Attai, director of the consortium’s privacy and trusted learning environment program, said the lag between policy and technology is often most acute in districts with fewer resources. Pulaski County’s annual school budget is $45 million. Loudoun County, which participates in the consortium’s special privacy pilot program, spends around $1.4 billion.
Students deserve the same protection no matter where they attend school, Attai said.
“It’s a real challenge that districts have,” Attai said. “[Local] education boards don’t have the resources. There should be a data protection program appropriate for the size and scope of the data you’re using.”
Too often, she said, states pass laws that are impossible to implement without dedicated funding. In a rural or poor county, she said, “You’ve got employee payroll, student health records, no security officer, maybe an IT director who is told, ‘Hey you know how the machines work, you’re doing security.’ And there’s no training, education or funding.”
‘Frustrating and disappointing for everyone’
Fairfax County is expected to spend more than $2.6 million this year on digital instruction for its 200,000 students, yet it could not prevent widespread problems in its online classes. Complaints from around the community spurred a full-scale investigation.
Fairfax County’s software failed to prevent anti-Semitic messages from popping up in German classes and bullying and vulgar comments from filling unmonitored chats.
Cui, a member of the county’s Advanced Academic Programs Advisory Committee, said the district’s response so far has only caused more concerns. “If they can’t foresee these problems, or have a plan about [being online], now I’m really worried,” she said.
Fairfax County Superintendent Scott Brabrand said in a statement the online launch was “frustrating and disappointing for everyone.”
Brabrand said the county would move away from the software provider and hire a law firm “with expertise in information technology and cybersecurity” to review the program.
In Fairfax County and in other districts, state guidance appears to be minimal.

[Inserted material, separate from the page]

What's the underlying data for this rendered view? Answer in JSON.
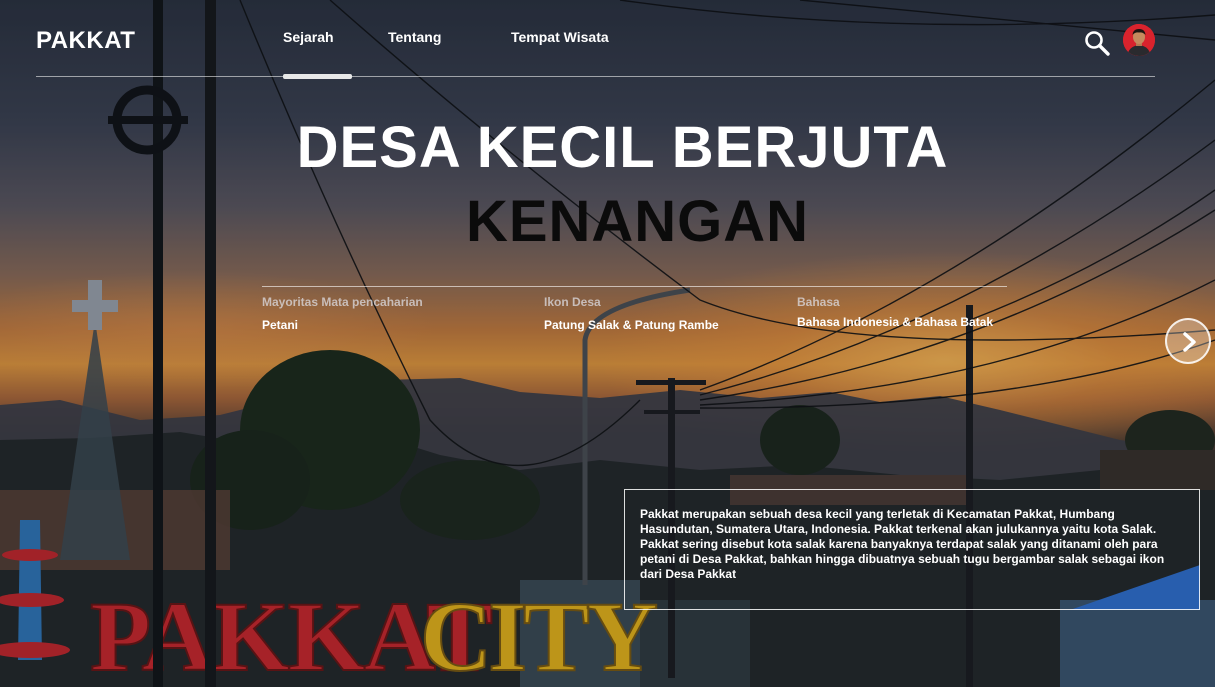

So far, the Virginia Department of Education has offered only a dedicated page with online learning resources.
VCIJ asked the department for information about how it implements state laws, whether it has records of any noncompliance, and how COVID-19 may be affecting data privacy at a state level. A spokesman responded with the 2015 law and offered no further comment.
Attai said that the education tech consortium will be busy over the summer as districts around the country look to perform “disaster recovery” following months of disrupted schooling. The association expects schools will revisit data privacy policies and security as districts likely face more pandemic-related shutdowns.
Tech advisors and sophisticated law firms, however, are usually only available for districts that can pay for them. It’s up to state governments, she said, to provide front line leadership.
“What I always look at in states is, where is your guidance on how to comply with the laws and what standards you should meet? Those are missing in every state,” Attai said. “There has been no funding in states to create these resources, nor has there been education. A lot of districts are simply doing their best, and it’s not easy.”